Una utile valvola di sfogo per tenere sotto controllo le tensioni sociali sull’esempio del “Panem et Circenses” romano. Se un tempo il Carnevale era molto più lungo e cominciava addirittura la prima domenica di ottobre per intensificarsi il giorno dopo l’Epifania e culminare nei giorni che precedevano la Quaresima, oggi il Carnevale ha la durata di circa dieci giorni in coincidenza del periodo pre-pasquale ma la febbre del Carnevale comincia molto tempo prima anzi, forse non è  scorretto dire che, a Venezia, la febbre del Carnevale non cessa mai durante l’anno. Una sottile euforia si insinua tra le calli della città più bella del mondo e cresce impercettibilmente, sale con la stessa naturalezza dell’acqua, sfuma i contorni della cose, suggerisce misteri e atmosfere di tempi andati. Un tempo il Carnevale consentiva ai Veneziani di lasciar da parte le occupazioni per dedicarsi totalmente ai divertimenti, si costruivano palchi nei campi principali, lungo la Riva degli Schiavoni, in Piazzetta e in Piazza San Marco. La gente accorreva per ammirare le attrazioni più varie: giocolieri, saltimbanchi,  animali danzanti, acrobati; trombe, pifferi e tamburi venivano quasi consumati dall’uso, i venditori ambulanti vendevano frutta secca, castagne e fritòle (le frittelle) e dolci di ogni tipo, ben attenti a far notare la provenienza da Paesi lontani delle loro mercanzie. La città di Venezia, grande città commerciale, ha sempre avuto un legame privilegiato con i Paesi lontani, con l’Oriente in particolare cui non manca, in ogni edizione del Carnevale, un riferimento, un filo rosso che continua a legare la festa più nota della Serenissima al leggendario Viaggio del veneziano Marco Polo verso la Cina alla corte di Qubilai Khan dove visse per circa venticinque anni.) (Fonte www.carnevalevenezia.com).
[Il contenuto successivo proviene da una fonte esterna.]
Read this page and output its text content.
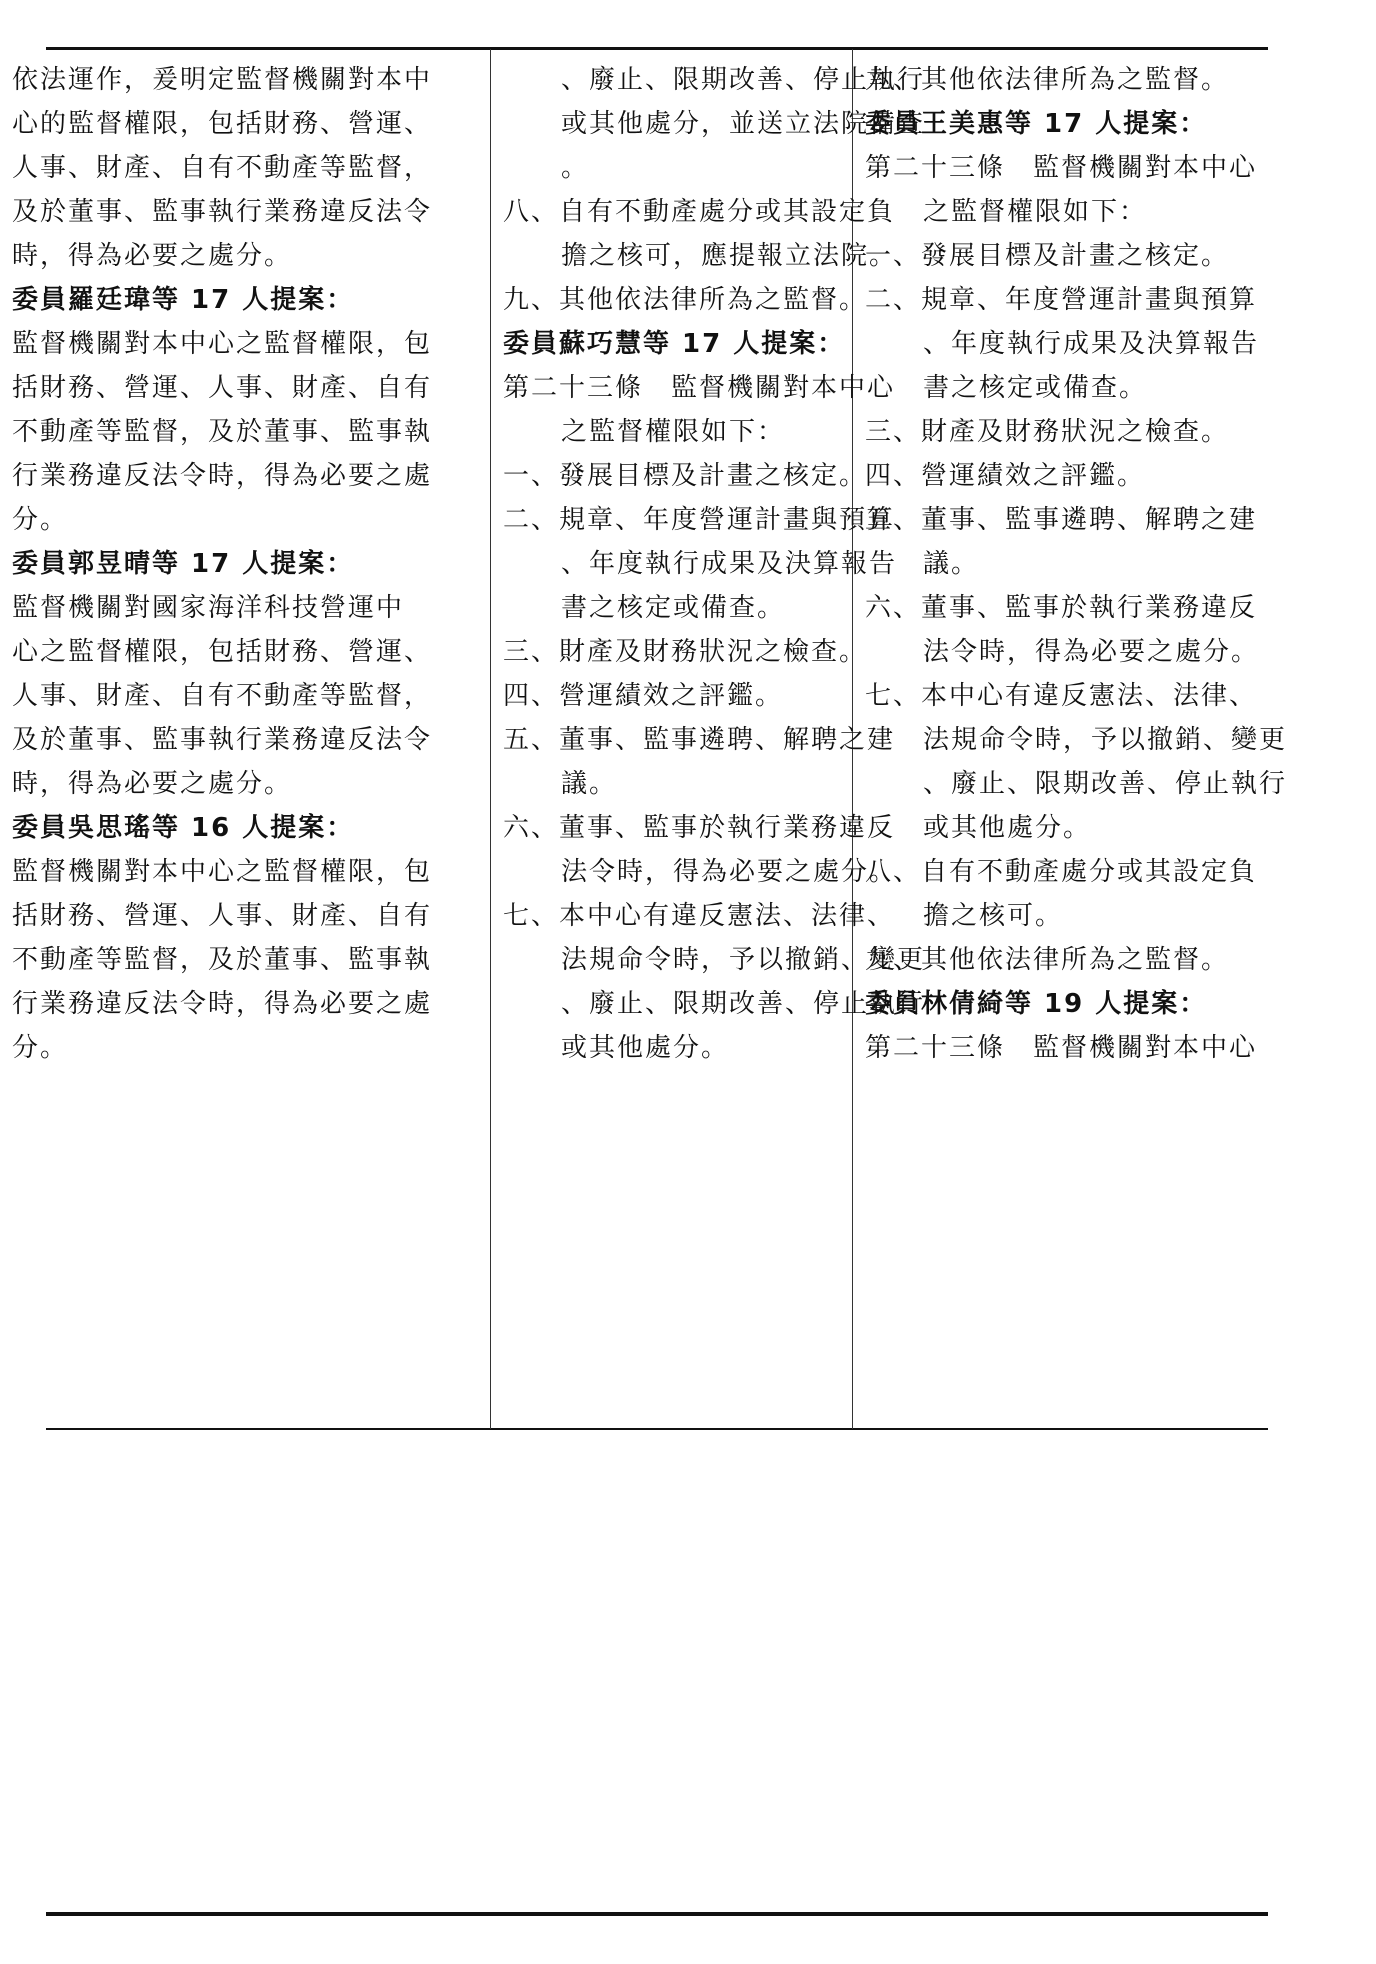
依法運作，爰明定監督機關對本中
心的監督權限，包括財務、營運、
人事、財產、自有不動產等監督，
及於董事、監事執行業務違反法令
時，得為必要之處分。
委員羅廷瑋等 17 人提案：
監督機關對本中心之監督權限，包
括財務、營運、人事、財產、自有
不動產等監督，及於董事、監事執
行業務違反法令時，得為必要之處
分。
委員郭昱晴等 17 人提案：
監督機關對國家海洋科技營運中
心之監督權限，包括財務、營運、
人事、財產、自有不動產等監督，
及於董事、監事執行業務違反法令
時，得為必要之處分。
委員吳思瑤等 16 人提案：
監督機關對本中心之監督權限，包
括財務、營運、人事、財產、自有
不動產等監督，及於董事、監事執
行業務違反法令時，得為必要之處
分。
、廢止、限期改善、停止執行
或其他處分，並送立法院備查
。
八、自有不動產處分或其設定負
擔之核可，應提報立法院。
九、其他依法律所為之監督。
委員蘇巧慧等 17 人提案：
第二十三條　監督機關對本中心
之監督權限如下：
一、發展目標及計畫之核定。
二、規章、年度營運計畫與預算
、年度執行成果及決算報告
書之核定或備查。
三、財產及財務狀況之檢查。
四、營運績效之評鑑。
五、董事、監事遴聘、解聘之建
議。
六、董事、監事於執行業務違反
法令時，得為必要之處分。
七、本中心有違反憲法、法律、
法規命令時，予以撤銷、變更
、廢止、限期改善、停止執行
或其他處分。
九、其他依法律所為之監督。
委員王美惠等 17 人提案：
第二十三條　監督機關對本中心
之監督權限如下：
一、發展目標及計畫之核定。
二、規章、年度營運計畫與預算
、年度執行成果及決算報告
書之核定或備查。
三、財產及財務狀況之檢查。
四、營運績效之評鑑。
五、董事、監事遴聘、解聘之建
議。
六、董事、監事於執行業務違反
法令時，得為必要之處分。
七、本中心有違反憲法、法律、
法規命令時，予以撤銷、變更
、廢止、限期改善、停止執行
或其他處分。
八、自有不動產處分或其設定負
擔之核可。
九、其他依法律所為之監督。
委員林倩綺等 19 人提案：
第二十三條　監督機關對本中心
Molti i giovani, ma anche le persone di una certa età che sentono ancora forte la tradizione e non rinunciano al gioco del travestimento, allo sfizio di  nascondersi dietro una maschera per divertirsi  e dimenticare le preoccupazioni quotidiane  e forse anche se stessi, ovvero la maschera che si indossa abitualmente, ogni giorno, per vivere e confrontarsi con gli altri.
Queste riflessioni hanno portato Raffaella e me a ricordare la poetica di Pirandello, di  Uno, nessuno e centomila, in cui il nobel siciliano 1934 ipotizza che la maschera non sia altro che una mistificazione, un simbolo alienante, indice della spersonalizzazione e della frantumazione dell'io in identità molteplici, ed anche  una forma di adattamento in relazione al contesto e alla situazione sociale in cui si produce un determinato evento. Rimembranze di vecchie studentesse del liceo classico di una volta.
Tornate alla realtà abbiamo ammirato gli abiti elaborati, coordinati, variopinti, tematici, sintesi  ben riuscite di sete,  broccati, velluti, canape, passamanerie,  merletti, righe, fiori,  nastri,  fiocchi, parrucche,  cappelli e finanche calze bianche e scarpe di sapore settecentesco con tanto di fibbie metalliche. Avvolte dal turbinìo di colori e graziate da un clima mite e piacevole, abbiamo preso un caffè al famosissimo Florian,  rimanendo colpite da un gruppo di sei, sette mascherine, attempate,  sedute ad  un tavolo fare una colazione ricchissima  come avrebbero potuto fare nel ‘700-‘800 dei  nobili di corte: cioccolata calda in tazza e pasticcini di ogni genere.

Abbiamo assistito allo spettacolo del volo dell'Aquila o, meglio, dello “svolo” che è stato interpretato quest’anno dalla campionessa di Short Track, Arianna Fontana, vincitrice di ben 8 medaglie olimpiche.
Abbiamo fotografato una delle maschere più premiate al Carnevale 2019, il Viaggiatore,  un giovane damerino  con abito  di tessuto decorato con cartine geografiche di Alviero Martini e i due emisteri di fianco,  sui lati, realizzati in  velluto azzurro oceano con decori che riproducevano i cinque continenti.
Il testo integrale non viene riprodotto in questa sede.